İnsuyu Cave is a good example of the dissolution of calcium bicarbonate inside the limestone structure. The dissolution typically causes cracks along the weak veins. Dissolved material is transported by underground water. The limestone rock of the cave has a color ranging from white to light grey, and is composed of middle-sized crystals. The limestone rocks are overlaid as cliffs and reefs. Twisted layers and rugged surfaces are crisscrossed by calcite veins of about 2–3 cm thickness.

==Hydrogeology==
The structure of the region, which was formed by the geological evolution affecting the entire Taurus Mountains, is highly complex. This complex geology is an important factor controlling the movement of underground water, which is the main attraction of the cave.

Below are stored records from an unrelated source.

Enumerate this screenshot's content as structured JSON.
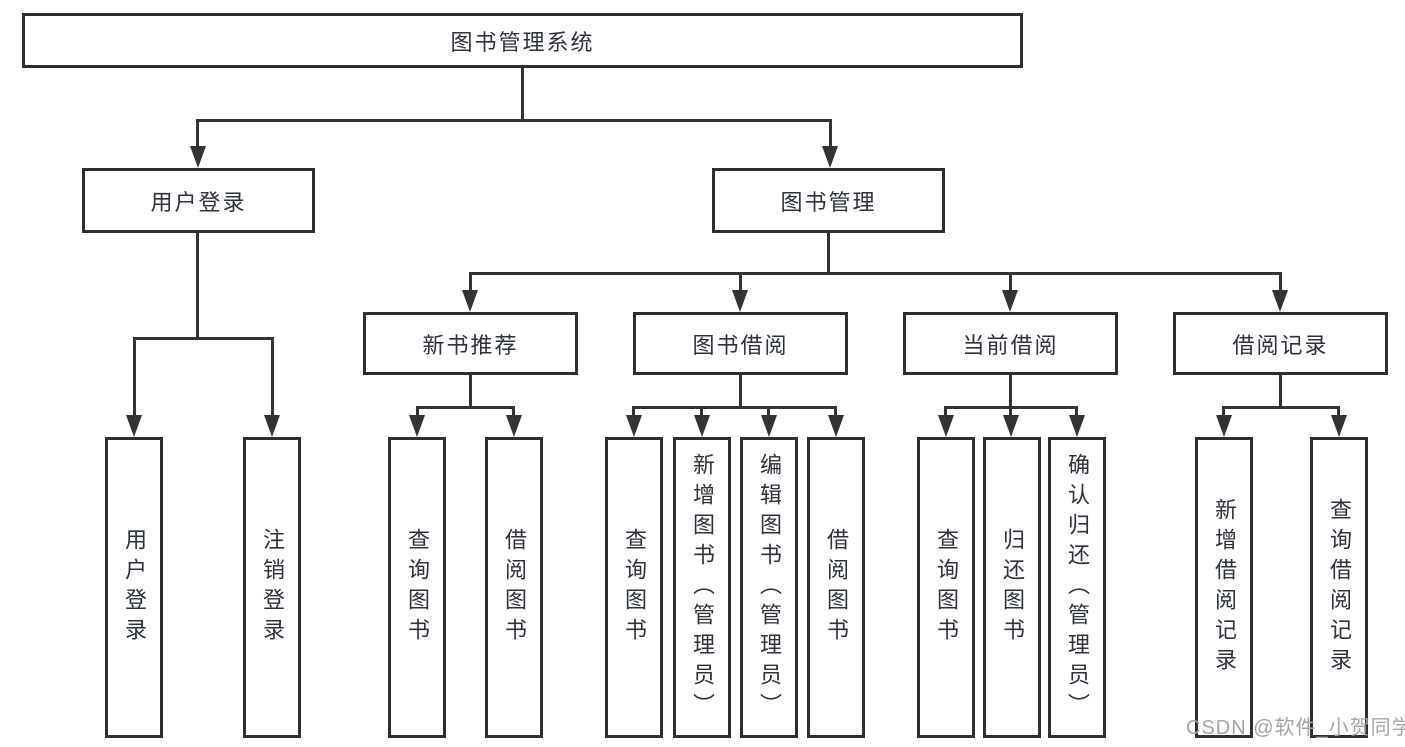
{
  "diagram_type": "hierarchy-tree",
  "watermark": "CSDN @软件_小贺同学",
  "colors": {
    "background": "#ffffff",
    "line": "#333333",
    "box_border": "#2f2f2f",
    "text": "#2d323a",
    "watermark": "#a5a5a5"
  },
  "tree": {
    "root": {
      "label": "图书管理系统",
      "children": [
        {
          "label": "用户登录",
          "children": [
            {
              "label": "用户登录"
            },
            {
              "label": "注销登录"
            }
          ]
        },
        {
          "label": "图书管理",
          "children": [
            {
              "label": "新书推荐",
              "children": [
                {
                  "label": "查询图书"
                },
                {
                  "label": "借阅图书"
                }
              ]
            },
            {
              "label": "图书借阅",
              "children": [
                {
                  "label": "查询图书"
                },
                {
                  "label": "新增图书（管理员）"
                },
                {
                  "label": "编辑图书（管理员）"
                },
                {
                  "label": "借阅图书"
                }
              ]
            },
            {
              "label": "当前借阅",
              "children": [
                {
                  "label": "查询图书"
                },
                {
                  "label": "归还图书"
                },
                {
                  "label": "确认归还（管理员）"
                }
              ]
            },
            {
              "label": "借阅记录",
              "children": [
                {
                  "label": "新增借阅记录"
                },
                {
                  "label": "查询借阅记录"
                }
              ]
            }
          ]
        }
      ]
    }
  }
}
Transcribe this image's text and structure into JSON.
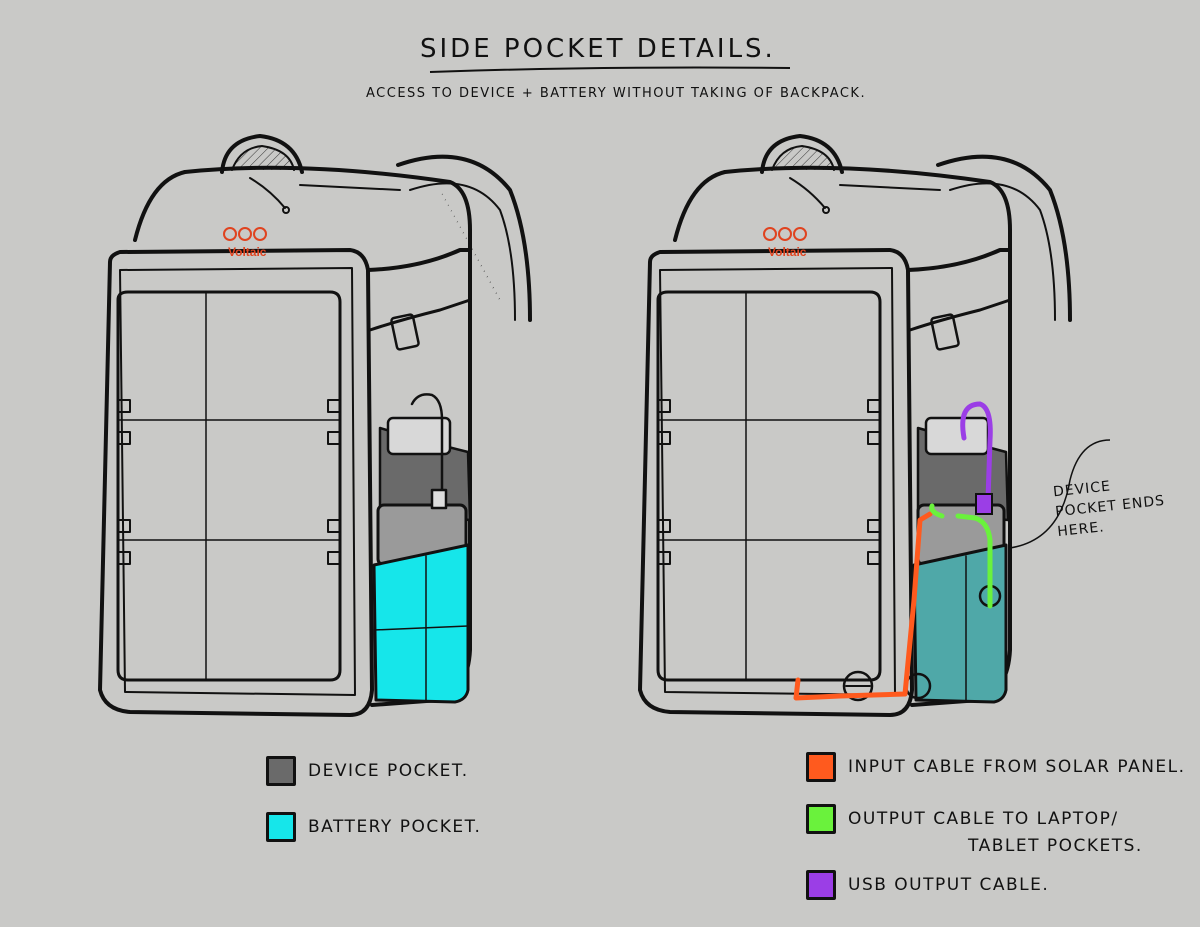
{
  "header": {
    "title": "SIDE POCKET DETAILS.",
    "subtitle": "ACCESS TO DEVICE + BATTERY WITHOUT TAKING OF BACKPACK."
  },
  "brand": {
    "logo_text": "Voltaic",
    "color": "#e0431f"
  },
  "annotation": {
    "lines": [
      "DEVICE",
      "POCKET ENDS",
      "HERE."
    ]
  },
  "legend_left": [
    {
      "label": "DEVICE POCKET.",
      "color": "#6a6a6a"
    },
    {
      "label": "BATTERY POCKET.",
      "color": "#16e6ea"
    }
  ],
  "legend_right": [
    {
      "label": "INPUT CABLE FROM SOLAR PANEL.",
      "label2": "",
      "color": "#ff5a1e"
    },
    {
      "label": "OUTPUT CABLE TO LAPTOP/",
      "label2": "TABLET POCKETS.",
      "color": "#6af23c"
    },
    {
      "label": "USB OUTPUT CABLE.",
      "label2": "",
      "color": "#9b3ee6"
    }
  ],
  "colors": {
    "paper": "#c9c9c7",
    "ink": "#111111",
    "device_pocket": "#6a6a6a",
    "battery_pocket": "#16e6ea",
    "battery_pocket_shaded": "#4fa8a8",
    "input_cable": "#ff5a1e",
    "output_cable": "#6af23c",
    "usb_cable": "#9b3ee6"
  }
}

The subterranean river running in the cave, which was formed in the cracked limestone of the Cretaceous period, surfaces at an impervious Neogene layer at the level of Madıma Valley on the slope of Sarpgüney Hill. It is significant that the cave formation occurred in a multi phase. Erosion patterns visible on the walls and ceilings of today's dry chambers and galleries, which can only be formed by running water of high flow rate, are a sign for the formation of those parts under water.

Spongelike structures and forked gallery formation seen particularly on the eastern branch of the show cave is an indication of the formation of a phreatic zone.

The Burdur Provincial Culture and Tourism Directorate states on its article about the cave that "it is believed that some of the cave waters cure diabetes and stomach diseases."

==Criticism==
The great number of artesian wells drilled for irrigation in Madıma Valley has caused the water table in the valley and the underground water level in the cave drop significantly. In 2013, it was reported that the depth of "Great Lake" decreased about 7 m from an initial 19 m. "Great Lake" and "Desire Lake" in the show cave had become dry. It was feared that the remaining lakes were likely to dry out in the future, jeopardizing the tourist trade.

In December 2014, the Ministry of Forest and Water Management announced the initiation of an action plan for protection of the cave's ecosystem. In July 2015, it was reported that the water level at the "Great Lake" had risen again thanks to the contingency plan put into effect and seasonal rainfall.